Neda SVIRTLIH
Institute for Infectious and Tropical Diseases Medical Faculty University of Belgrade, Clinical Centre of Serbia, Belgrade
Address correspondence to Assistant Prof Neda Svirtlih, MD, PhD, Institute for Infectious Diseases Medical Faculty University of Belgrade, Bul JNA 16, 11000 Belgrade, Serbia, Yugoslavia
phone: 381-11-68-40-71; Fax: 381-11-68-42-72; e-mail: [email protected]
ABBREVATIONS: DNA- deoxiribonucleid acid; HAV- hepatitis A virus; HBV- hepatitis B virus; HCV- hepatitis C virus; HEV- hepatitis E virus; HIV- human immunodeficiency virus; ORF- open reading frame; PTH- posttransfusion hepatitis; PCR- polymerase chain reaction; TTV- TT virus
ABSTRACT
TT virus (TTV) is discovered at the end of 1997 as a human DNA virus by Japanese authors in patients with posttransfusion hepatitis of unknown etiology. Investigations of the virus throughout the world demonstrated its high prevalence, particularly in some geographic reagions. For example, in Japan, the prevalence ratio is found up to 92%, 62,5% and 60% in healthy controls, chronic cryptogenic hepatitis and "idiopathic" acute hepatitis, respectively. In USA and European countries, the prevalence of TTV is lower.The diagnosis of the virus is based on an amplification methodology of the genome, using polimerase chain reaction. The virus itself has high genome diversities what could be a possible reason for his long persistence. The results of investigations of the viral pathogenicity and its role in liver disease, are still conflicting. According to data, it seems that this virus is a relative attractive candidate virus as a potential etiologic factor for acute and chronic hepatitis and liver malignancy.
SAZETAK
TT virus je humani DNK virus koji je otkriven krajem l997 godine u krvi bolesnika obolelih od posttransfuzionog hepatitisa nepoznate etiologije. Opisan je od strane japanskih istrazivaca. Ispitivanja prevalence virusa sirom sveta pokazalo je njegovu visoku prevalencu, posebno u nekim delovima. Na primer, u Japanu je nadjeno da je njegova prevalenca cak do 92% u zdravih ljudi, zatim do 62,5% u osoba sa hronicnim i u do 60% osoba sa akutnim hepatitisom nepoznate etiologije. U SAD i Evropskim zemljama, prevalenca ovog virusa je znatno manja. Dijagnoza TT virusa za sada se vrsi pomocu umnozavanja njegovog genoma. Sam virus ispoljava siroku gensku sarolikost sto je verovatno razlog njegovom visegodisnjem odrzavanju. Rezultati istrazivanja patogenosti virusa i njegovog udela u bolesti jetre, jos uvek su razliciti. Prema dosadasnjim podacima, TT virus nije znacajan etioloski faktor u akutnom ili hronicnom hepatitisu pa ni u nastanku maligniteta jetre.

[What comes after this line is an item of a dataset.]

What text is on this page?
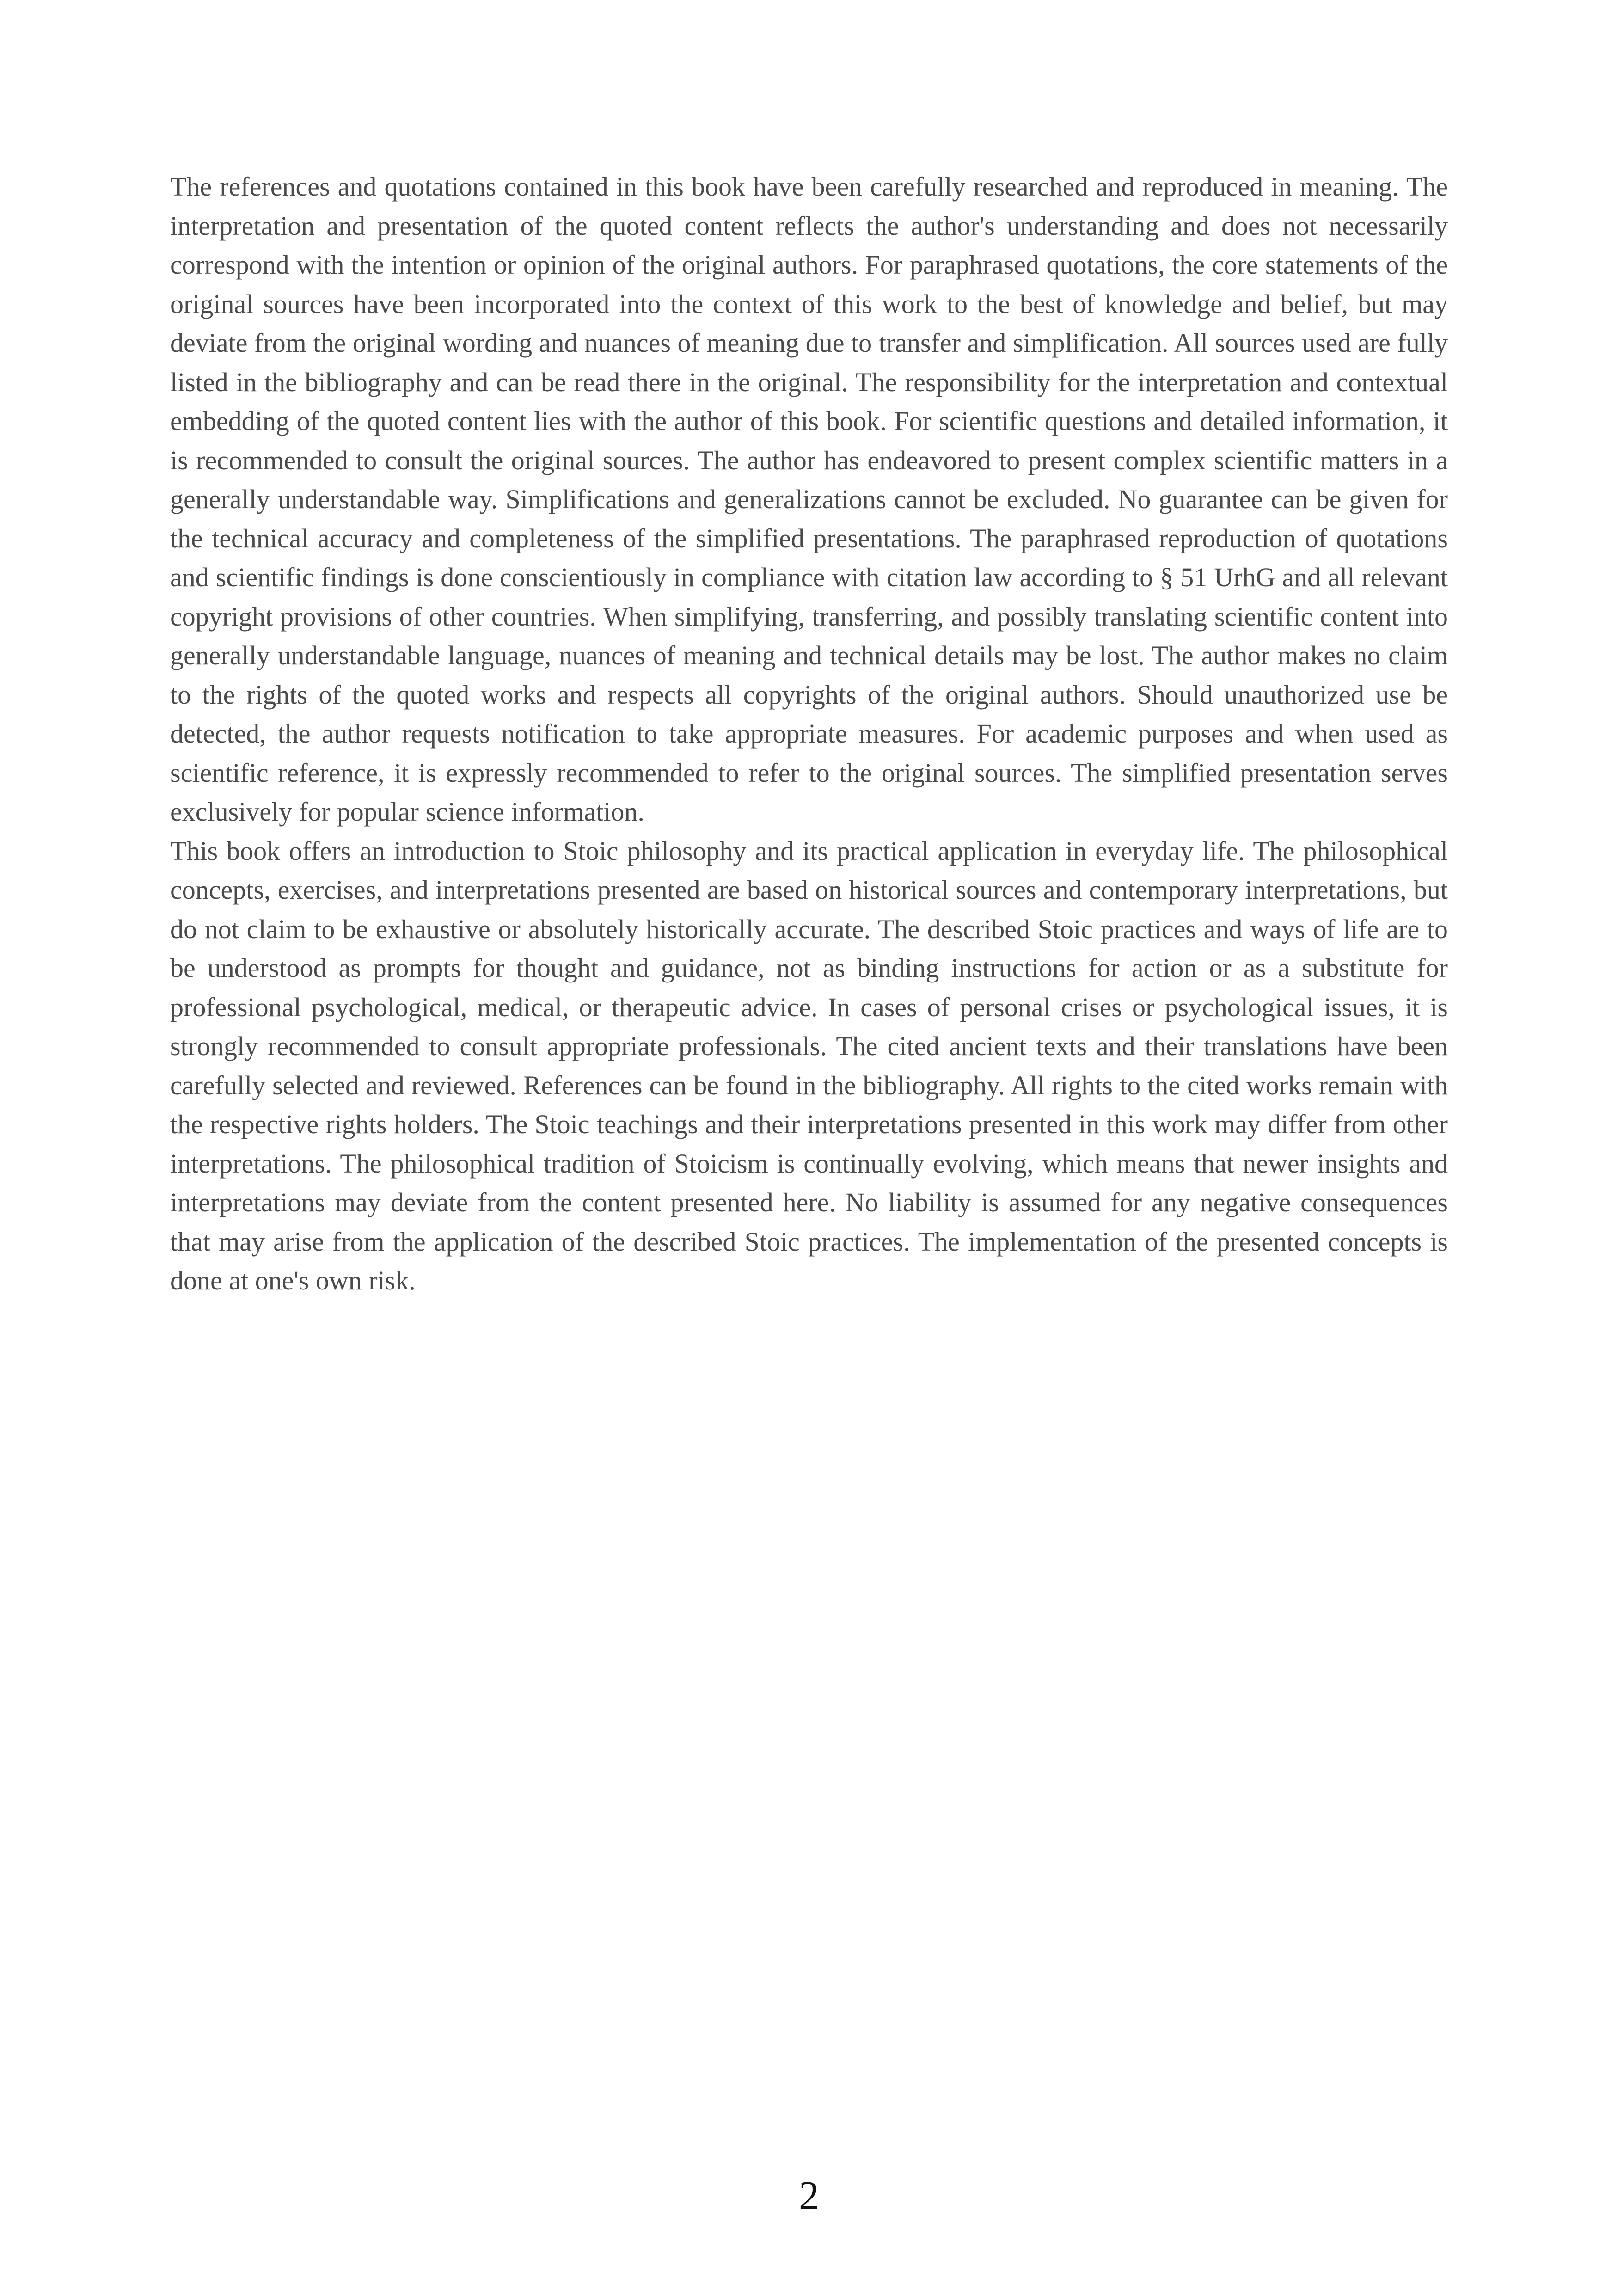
The references and quotations contained in this book have been carefully researched and reproduced in meaning. The interpretation and presentation of the quoted content reflects the author's understanding and does not necessarily correspond with the intention or opinion of the original authors. For paraphrased quotations, the core statements of the original sources have been incorporated into the context of this work to the best of knowledge and belief, but may deviate from the original wording and nuances of meaning due to transfer and simplification. All sources used are fully listed in the bibliography and can be read there in the original. The responsibility for the interpretation and contextual embedding of the quoted content lies with the author of this book. For scientific questions and detailed information, it is recommended to consult the original sources. The author has endeavored to present complex scientific matters in a generally understandable way. Simplifications and generalizations cannot be excluded. No guarantee can be given for the technical accuracy and completeness of the simplified presentations. The paraphrased reproduction of quotations and scientific findings is done conscientiously in compliance with citation law according to § 51 UrhG and all relevant copyright provisions of other countries. When simplifying, transferring, and possibly translating scientific content into generally understandable language, nuances of meaning and technical details may be lost. The author makes no claim to the rights of the quoted works and respects all copyrights of the original authors. Should unauthorized use be detected, the author requests notification to take appropriate measures. For academic purposes and when used as scientific reference, it is expressly recommended to refer to the original sources. The simplified presentation serves exclusively for popular science information.

This book offers an introduction to Stoic philosophy and its practical application in everyday life. The philosophical concepts, exercises, and interpretations presented are based on historical sources and contemporary interpretations, but do not claim to be exhaustive or absolutely historically accurate. The described Stoic practices and ways of life are to be understood as prompts for thought and guidance, not as binding instructions for action or as a substitute for professional psychological, medical, or therapeutic advice. In cases of personal crises or psychological issues, it is strongly recommended to consult appropriate professionals. The cited ancient texts and their translations have been carefully selected and reviewed. References can be found in the bibliography. All rights to the cited works remain with the respective rights holders. The Stoic teachings and their interpretations presented in this work may differ from other interpretations. The philosophical tradition of Stoicism is continually evolving, which means that newer insights and interpretations may deviate from the content presented here. No liability is assumed for any negative consequences that may arise from the application of the described Stoic practices. The implementation of the presented concepts is done at one's own risk.

2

KEY WORDS: TT virus, liver disease
INTRODUCTION
TT virus (TTV) was identified by Nishizawa at al. in sera samples from Japanes patients and the discovery was published in the literature at the end of 1997 (1). The virus was named with the initials of the person in whose serum it was first detected (patient T.T.). This virus was described as a novel virus which caused acute non A-G pottransfusion hepatitis (PTH). Namely, by means of polymerase chain reaction (PCR), the authors isolated and described the viral clone (N22) of 500 nucleotides with poor homology to any previously reported virus sequences in sera from 3 of 5 patients with PTH of unknown etiology. As this clone was sensitive to DNase, that confirmed that it was DNA virus. TTV DNA titers closely correlated with aminiotransferase levels in all three patients with PTH including the index case.
Subsequently, many studies from Japan as well as from many other countries were done in order to investigate the epidemiology, risk of transmission, possibillity of persistence and clinical significance of the novel virus and determine its role in liver disease. At the same time, different new techincs from molecular biology were perfomed to assess the genomic characteristics of the TTV. Until now, many of them are very conflicting and are still under evaluations. However, in this review article based on published references from the literature from 1997 through 1999, the author would like to present the results of different aspects of the novel virus with their disagrees and dilemas.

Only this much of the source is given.